Et il était presque à craindre que la deuxième classe de départ de la course, avec les vieux Volvo 65, n'ait pas vraiment d'impact. Honnêtement : quels professionnels de haut niveau, et c'est ce que la course veut attirer, ont envie de naviguer sur une vieille classe monotype qui n'évolue plus techniquement, qui n'a pratiquement aucune importance internationale entre les courses et qui est aussi très chère ? Justement. La classe des Class 40 serait presque plus prometteuse, il y a beaucoup plus d'équipes, même hors de France, et les équipes sont souvent relativement bien placées.
Mais, et c'est pour moi personnellement un grand MAIS : tout cela s'efface devant ce que j'attends avec impatience depuis des mois. Pour la première fois dans l'histoire de l'Imoca, les bateaux seront poussés autour du monde avec un véritable équipage. Les bateaux montreront alors sans doute pour la première fois ce qu'ils ont dans le ventre. Car très honnêtement, sur le Vendée Globe, les skippers ne parviennent souvent pas à tirer plus de 80 ou 85 % de leurs bateaux, car ils sont trop fatigants à naviguer. Les changements de voiles judicieux tombent à l'eau parce que le skipper est KO debout. Ou trop fatigué pour analyser la météo en détail. Ou il doit encore réparer quelque chose. Cela n'arrive pratiquement jamais lors de l'Ocean Race. Le mot d'ordre, c'est le plein d'énergie 24h/24 et 7j/7. Je suis sûr que nous verrons un nouveau record de 24 heures pour la classe. Il est grand temps, car actuellement, celui de l'"ancienne" Volvo 65 est encore d'environ 602 miles ("Akzo Nobel") Le record de l'Open 60 est toujours détenu par le "Hugo Boss" 2017 d'Alex Thomson, qui n'a parcouru "que" 536,81 milles, et qui sera à nouveau au départ sous le nom de "Guyot Environnement" ! Voyons ce que quatre années d'optimisation supplémentaires et de nouveaux foils ont apporté !
Et je me réjouis de voir une course d'underdogs contre le cerf de place.
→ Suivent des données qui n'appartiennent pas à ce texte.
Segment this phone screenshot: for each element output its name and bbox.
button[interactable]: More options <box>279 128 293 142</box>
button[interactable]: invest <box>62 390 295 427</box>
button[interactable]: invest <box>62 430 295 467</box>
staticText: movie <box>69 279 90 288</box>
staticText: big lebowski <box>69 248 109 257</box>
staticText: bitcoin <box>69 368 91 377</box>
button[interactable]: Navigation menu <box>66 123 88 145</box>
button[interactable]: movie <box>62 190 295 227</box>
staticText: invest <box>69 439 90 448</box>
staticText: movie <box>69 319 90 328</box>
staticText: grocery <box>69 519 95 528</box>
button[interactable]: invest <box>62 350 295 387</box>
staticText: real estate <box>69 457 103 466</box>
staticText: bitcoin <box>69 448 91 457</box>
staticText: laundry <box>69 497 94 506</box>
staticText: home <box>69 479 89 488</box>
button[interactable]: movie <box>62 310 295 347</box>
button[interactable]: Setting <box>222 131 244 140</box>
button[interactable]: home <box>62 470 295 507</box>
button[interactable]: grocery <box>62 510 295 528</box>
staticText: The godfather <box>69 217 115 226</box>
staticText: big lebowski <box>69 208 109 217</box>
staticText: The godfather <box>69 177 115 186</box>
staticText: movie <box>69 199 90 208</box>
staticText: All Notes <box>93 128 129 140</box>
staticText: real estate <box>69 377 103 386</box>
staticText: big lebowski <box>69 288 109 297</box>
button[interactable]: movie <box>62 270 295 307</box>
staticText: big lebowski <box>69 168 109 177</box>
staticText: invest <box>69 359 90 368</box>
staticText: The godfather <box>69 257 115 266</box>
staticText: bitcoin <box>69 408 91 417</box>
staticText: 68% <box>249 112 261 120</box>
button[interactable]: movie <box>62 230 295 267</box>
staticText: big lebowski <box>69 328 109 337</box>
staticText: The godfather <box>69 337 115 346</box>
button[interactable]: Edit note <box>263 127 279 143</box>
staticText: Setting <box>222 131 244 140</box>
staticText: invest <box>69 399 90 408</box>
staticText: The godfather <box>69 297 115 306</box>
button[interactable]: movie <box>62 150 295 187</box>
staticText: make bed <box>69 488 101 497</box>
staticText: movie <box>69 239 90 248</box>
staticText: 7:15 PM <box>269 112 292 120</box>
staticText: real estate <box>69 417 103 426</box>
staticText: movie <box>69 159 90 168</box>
Sur le papier, "11th Hour" devrait naviguer en tête, mais ceux qui ont vu Kevin Escoffier et Paul Meilhat s'affronter sans pitié sur la Route du Rhum ne pensent pas sérieusement qu'ils vont naviguer derrière. Peut-être dans les deux premières étapes, mais la courbe d'apprentissage sera raide, bien plus raide que Charlie Enright et son équipage ne le souhaiteraient. Reste à savoir ce que fera Boris, les foils de remplacement inconnus sont malheureusement le grand point d'interrogation.
Mais pour l'instant, il suffit de se réjouir, de se détendre, de regarder le départ en streaming et ensuite, chaque matin, de lancer le tracker sur son PC ou son smartphone pour voir comment la course évolue. Le Berlinois dit : Ick freu mir so !
Andreas Fritsch,Expert YACHT-Imoca
Il peut tout faire et même plus : le Finot-Conq 56 construit par Knierim à Kiel est l'incarnation d'un yacht de croisière très rapide - et pourtant il n'est pas du tout chiant.